Semantic-Aware Active Perception for Next-Best-View Grasp Planning

Kweon, Tae Hyeon; Jeon, Soo

Semantic-Aware Active Perception for Next-Best-View Grasp Planning

Files

Semantic_Aware_Active_Perception_for_NBV_Grasp_Planning.pdf (50.32 MB)

Date

2026

Authors

Kweon, Tae Hyeon

Jeon, Soo

Abstract

Robotic grasping is a cornerstone of manufacturing automation, and recent advances in deep learning have brought data-driven adaptability to vision-based grasping. However, achieving human-like performance in cluttered environments requires additional capabilities, such as correctly perceiving the object to be retrieved and efficiently planning viewpoints to reconstruct the target object for better grasping under heavy occlusion. To address these challenges, we propose a semantic-aware Next-Best-View (NBV) planning framework that integrates geometric and semantic information gains for targeted exploration.

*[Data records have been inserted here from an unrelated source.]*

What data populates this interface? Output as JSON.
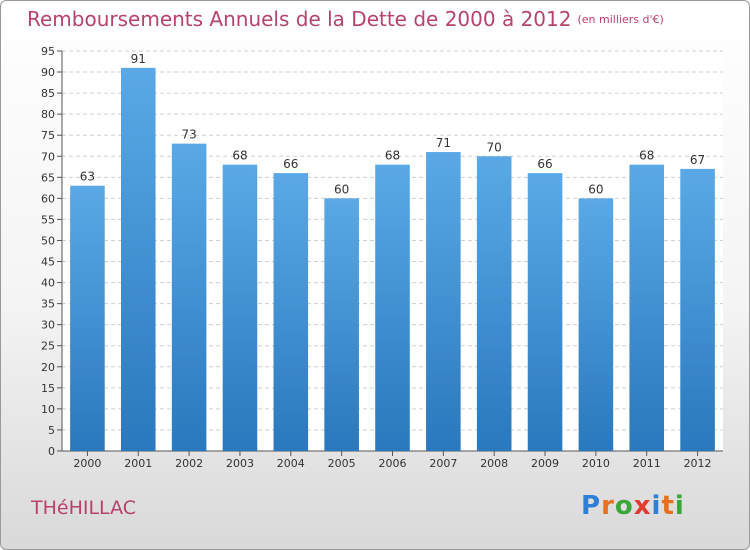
{
  "title": "Remboursements Annuels de la Dette de 2000 à 2012",
  "unit_label": "(en milliers d'€)",
  "town": "THéHILLAC",
  "logo": {
    "letters": [
      "P",
      "r",
      "o",
      "x",
      "i",
      "t",
      "i"
    ],
    "colors": [
      "#2f7fd6",
      "#e6701f",
      "#3aa63a",
      "#e23a2f",
      "#2f7fd6",
      "#e6701f",
      "#3aa63a"
    ]
  },
  "colors": {
    "bar_top": "#5aa9e6",
    "bar_bottom": "#2a78bd",
    "accent": "#b5436d"
  },
  "chart_data": {
    "type": "bar",
    "title": "Remboursements Annuels de la Dette de 2000 à 2012",
    "xlabel": "",
    "ylabel": "",
    "categories": [
      "2000",
      "2001",
      "2002",
      "2003",
      "2004",
      "2005",
      "2006",
      "2007",
      "2008",
      "2009",
      "2010",
      "2011",
      "2012"
    ],
    "values": [
      63,
      91,
      73,
      68,
      66,
      60,
      68,
      71,
      70,
      66,
      60,
      68,
      67
    ],
    "ylim": [
      0,
      95
    ],
    "ytick_step": 5,
    "grid": true,
    "data_labels": true
  }
}
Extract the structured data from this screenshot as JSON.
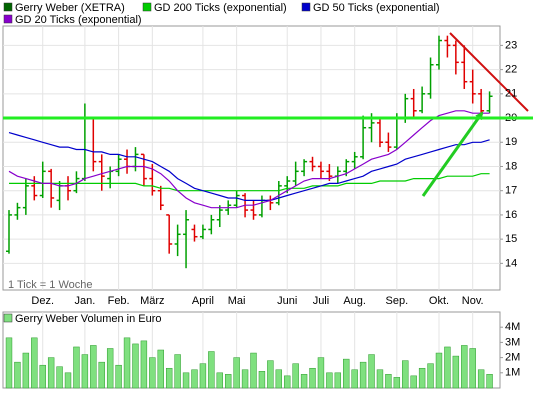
{
  "chart_data": [
    {
      "type": "ohlc",
      "annotation": "1 Tick = 1 Woche",
      "categories": [
        null,
        null,
        null,
        null,
        "Dez.",
        null,
        null,
        null,
        null,
        "Jan.",
        null,
        null,
        null,
        "Feb.",
        null,
        null,
        null,
        "März",
        null,
        null,
        null,
        null,
        null,
        "April",
        null,
        null,
        null,
        "Mai",
        null,
        null,
        null,
        null,
        null,
        "Juni",
        null,
        null,
        null,
        "Juli",
        null,
        null,
        null,
        "Aug.",
        null,
        null,
        null,
        null,
        "Sep.",
        null,
        null,
        null,
        null,
        "Okt.",
        null,
        null,
        null,
        "Nov.",
        null,
        null
      ],
      "ylim": [
        12.9,
        23.8
      ],
      "yticks": [
        14,
        15,
        16,
        17,
        18,
        19,
        20,
        21,
        22,
        23
      ],
      "grid": true,
      "hlines": [
        {
          "value": 20,
          "color": "#22ee22"
        }
      ],
      "series": [
        {
          "name": "Gerry Weber (XETRA)",
          "color": "#006400",
          "up_color": "#00a000",
          "down_color": "#e00000",
          "open": [
            14.5,
            16,
            16.3,
            17.2,
            16.8,
            17.8,
            16.6,
            17.2,
            17,
            17.5,
            20,
            18.2,
            17.5,
            17.8,
            18.3,
            18,
            18.5,
            17.5,
            17,
            16,
            14.8,
            15.2,
            15.4,
            15.1,
            15.4,
            15.8,
            16.2,
            16.4,
            16.8,
            16.2,
            16,
            16.6,
            16.5,
            17.2,
            17.4,
            17.8,
            18.2,
            18,
            17.8,
            17.6,
            17.8,
            18.2,
            18.4,
            19.6,
            19.8,
            19,
            18.8,
            20,
            20.8,
            20.3,
            21,
            22.2,
            23.2,
            23,
            22.3,
            21.5,
            21,
            20.3
          ],
          "high": [
            16.2,
            16.5,
            17.5,
            17.6,
            18.2,
            17.9,
            17.4,
            17.6,
            17.8,
            20.6,
            20,
            18.5,
            18,
            18.5,
            18.7,
            18.8,
            18.5,
            18.1,
            17.2,
            16,
            15.6,
            16.2,
            15.6,
            15.6,
            16,
            16.4,
            16.6,
            17,
            16.9,
            16.6,
            16.8,
            16.8,
            17.4,
            17.6,
            18.2,
            18.3,
            18.4,
            18.2,
            18.1,
            18,
            18.3,
            18.6,
            20.1,
            20.2,
            20,
            19.4,
            20.2,
            21,
            21.2,
            21.3,
            22.5,
            23.4,
            23.4,
            23.2,
            23,
            22,
            21.2,
            21.1
          ],
          "low": [
            14.4,
            15.8,
            16,
            16.6,
            16.7,
            16.3,
            16.2,
            16.6,
            16.9,
            17.4,
            17.8,
            17,
            17.1,
            17.6,
            17.7,
            17.8,
            17.2,
            16.8,
            16.2,
            14.4,
            14.3,
            13.8,
            14.9,
            15,
            15.2,
            15.5,
            16,
            16.3,
            15.9,
            15.8,
            15.9,
            16.2,
            16.4,
            16.9,
            17.2,
            17.6,
            17.8,
            17.5,
            17.4,
            17.3,
            17.6,
            17.9,
            18.3,
            19,
            18.8,
            18.6,
            18.7,
            19.8,
            20,
            20.2,
            20.8,
            22,
            22.5,
            21.8,
            21.2,
            20.6,
            20.1,
            20.2
          ],
          "close": [
            16,
            16.3,
            17.2,
            16.8,
            17.8,
            16.7,
            17.2,
            17,
            17.5,
            20,
            18.2,
            17.6,
            17.8,
            18.3,
            18,
            18.5,
            17.5,
            17,
            16.4,
            14.8,
            15.2,
            15.8,
            15.1,
            15.4,
            15.8,
            16.2,
            16.4,
            16.8,
            16.2,
            16,
            16.6,
            16.5,
            17.2,
            17.4,
            17.8,
            18.2,
            18,
            17.8,
            17.6,
            17.8,
            18.2,
            18.4,
            19.6,
            19.8,
            19,
            18.8,
            20,
            20.8,
            20.3,
            21,
            22.2,
            23.2,
            23,
            22.3,
            21.5,
            21,
            20.3,
            20.9
          ]
        },
        {
          "name": "GD 200 Ticks (exponential)",
          "type": "line",
          "color": "#00cc00",
          "values": [
            17.3,
            17.3,
            17.3,
            17.3,
            17.3,
            17.3,
            17.3,
            17.3,
            17.3,
            17.3,
            17.3,
            17.3,
            17.3,
            17.3,
            17.3,
            17.3,
            17.2,
            17.2,
            17.1,
            17.1,
            17,
            17,
            17,
            17,
            17,
            17,
            17,
            17,
            17,
            17,
            17,
            17,
            17,
            17.1,
            17.1,
            17.1,
            17.2,
            17.2,
            17.2,
            17.2,
            17.3,
            17.3,
            17.3,
            17.3,
            17.4,
            17.4,
            17.4,
            17.4,
            17.5,
            17.5,
            17.5,
            17.5,
            17.6,
            17.6,
            17.6,
            17.6,
            17.7,
            17.7
          ]
        },
        {
          "name": "GD 50 Ticks (exponential)",
          "type": "line",
          "color": "#0000cc",
          "values": [
            19.4,
            19.3,
            19.2,
            19.1,
            19,
            18.9,
            18.8,
            18.8,
            18.7,
            18.7,
            18.6,
            18.6,
            18.5,
            18.5,
            18.4,
            18.4,
            18.3,
            18.2,
            18,
            17.8,
            17.5,
            17.3,
            17.1,
            17,
            16.9,
            16.8,
            16.7,
            16.7,
            16.6,
            16.6,
            16.6,
            16.6,
            16.7,
            16.8,
            16.9,
            17,
            17.1,
            17.2,
            17.3,
            17.3,
            17.4,
            17.5,
            17.6,
            17.8,
            17.9,
            18,
            18.1,
            18.3,
            18.4,
            18.5,
            18.6,
            18.7,
            18.8,
            18.9,
            18.9,
            19,
            19,
            19.1
          ]
        },
        {
          "name": "GD 20 Ticks (exponential)",
          "type": "line",
          "color": "#8800cc",
          "values": [
            17.8,
            17.6,
            17.5,
            17.4,
            17.3,
            17.3,
            17.2,
            17.2,
            17.3,
            17.5,
            17.6,
            17.7,
            17.8,
            17.9,
            18,
            18,
            18,
            17.9,
            17.7,
            17.4,
            17,
            16.7,
            16.5,
            16.4,
            16.3,
            16.3,
            16.3,
            16.3,
            16.4,
            16.4,
            16.5,
            16.6,
            16.8,
            17,
            17.2,
            17.4,
            17.5,
            17.5,
            17.5,
            17.6,
            17.7,
            17.9,
            18.1,
            18.3,
            18.4,
            18.5,
            18.7,
            19,
            19.3,
            19.6,
            19.9,
            20.1,
            20.2,
            20.3,
            20.3,
            20.2,
            20.2,
            20.2
          ]
        }
      ]
    },
    {
      "type": "bar",
      "ylim": [
        0,
        5000000
      ],
      "yticks": [
        {
          "value": 1000000,
          "label": "1M"
        },
        {
          "value": 2000000,
          "label": "2M"
        },
        {
          "value": 3000000,
          "label": "3M"
        },
        {
          "value": 4000000,
          "label": "4M"
        }
      ],
      "series": [
        {
          "name": "Gerry Weber Volumen in Euro",
          "color": "#7fe07f",
          "edge": "#2a9a2a",
          "values": [
            3300000,
            1700000,
            2300000,
            3300000,
            1500000,
            2000000,
            1400000,
            1000000,
            2700000,
            2200000,
            2800000,
            1700000,
            2600000,
            1500000,
            3300000,
            2900000,
            3100000,
            2000000,
            2500000,
            1300000,
            2200000,
            1000000,
            1200000,
            1600000,
            2400000,
            1000000,
            900000,
            2000000,
            1200000,
            2300000,
            1100000,
            1800000,
            1200000,
            800000,
            1600000,
            900000,
            1300000,
            2000000,
            1000000,
            1000000,
            1900000,
            1200000,
            1700000,
            2200000,
            1200000,
            900000,
            700000,
            1800000,
            800000,
            1300000,
            1600000,
            2300000,
            2700000,
            2100000,
            2800000,
            2600000,
            1200000,
            900000
          ]
        }
      ]
    }
  ]
}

The proposed method maintains a semantic–geometric voxel representation that incrementally accumulates semantic detections across views, guiding viewpoint selection toward regions most likely to reveal graspable target surfaces. We evaluate the framework in simulation and real-world experiments using a Franka Emika Panda arm under heavy occlusion. The proposed approach achieves an 84% success rate in simulation and 10/10 successful grasps in real-world experiments, outperforming baselines in simulation while matching the real-world performance of a geometric NBV method despite requiring no prior knowledge of object locations.